Dünya tarihinde yaşanmış, günümüze kadar etkisi devam eden, insanlarda hala büyük bir hayranlık uyandıran birçok olayın belli bir güne hapsedilmesi, “tarihte bugün” adıyla popüler yayınlarda kendine yer bulan bir anlayışı doğurmuştur. Oysa tarihî olgular büyük oranda belirli bir sürecin sonucudur. Çoğunun başlangıç noktasını saplamak oldukça zordur. Avrupa tarihinin dönüm noktalarından Rönesans da böyle olgulardan biridir. Rönesans, -Fransızca Renaissance veya İtalyanca Rinascimento– yeniden doğuşu ifade etmektedir. Peki tam olarak neyin yeniden doğuşudur bu Rönesans? Tarihçilere göre Rönesans kısaca Antik Grek ve Roma kültürünün Orta Çağ İtalyasında yeniden canlanmasıdır. 14. yüzyıldan başlayarak 17. yüzyıla uzanan, resim, heykel, edebiyat ve daha birçok sanat dalında yaşanan gelişmelere işaret eden bir dönemdir. Tabii ki bu kısa tanım, ne bugüne kadar ortaya konulan Rönesans literatürünü ne de dönemin gerçeklerini açıklamaya muktedirdir.
Peki, eleştirel bir bakış açısıyla yaklaşıldığında, Rönesans “yılları” ve hatta “yüzyılları” diye bir dönemden bahsetmek gerçekten mümkün müdür?
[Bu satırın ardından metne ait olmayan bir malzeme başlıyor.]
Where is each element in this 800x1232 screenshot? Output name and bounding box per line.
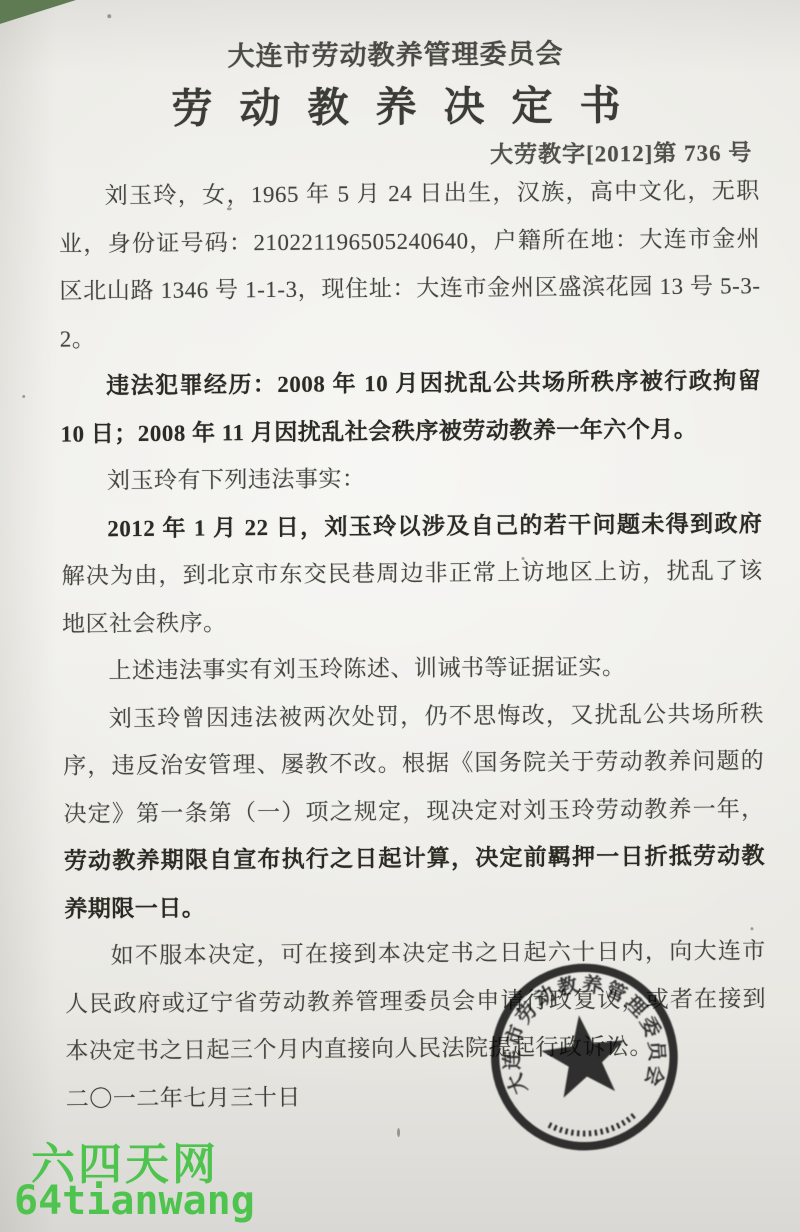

Birçok sanat dalında ve dahi günlük hayatta yaşanan gelişmelerin hepsi bir kapsamlı bir şemsiye altında toplanabilir mi? Rönesans “döneminde” yaşayan sanatçıların bir sabah uyanıp, “Bugün öyle bir tablo yapacağım ki, yepyeni bir akım başlatacak!” dediğini hiç sanmıyorum. Tanımından da yola çıkarak, kapsadığı üç yüzyıllık periyod boyunca da hiçbir kimsenin “Ne de güzel bir Rönesans sabahı!” diye uyanmadığı da aşikar. Demek istediğim gerçekten Rönesans diye bir şey yaşandı mı?
Bu soruya verilebilecek en güzel cevap sanırım üç yüzyıllık dönemi işaret eden terimin 19. yüzyılın ortalarında önce Fransız tarihçi Jules Michelet daha sonra da meşhur Jacob Burckhardt tarafından kullanılmış ve bu şekilde yaygınlaşmıştır. Yani 19. yüzyıla kadar Rönesans tabiri kullanılmamıştır. Yanlış anlaşılmak istemem; Orta Çağ’da İtalya’nın birçok alanda gelişime sahne olduğu gerçeğini inkar etmiyorum. Da Vinci’nin icatlarını, Michelangelo’nun heykellerini, Dante’nin İlahi Komedya’sını görmezden gelemeyiz. Lakin, muğlak bir terimle koskoca üç yüz yılı anlatmak mümkün değildir diye düşünüyorum. Zaten bu muğlaklık içerisinde de bırakın başladığı günü, Rönesans’ın başladığı ayı hatta yılı bile söylemek mümkün değildir. Diyeceğim o ki, “tarihte bugün” köşelerinde Rönesans’a yer verilemez. Biraz daha eleştirel yaklaşacak olursak belki de Rönesans hiç başlamamıştır!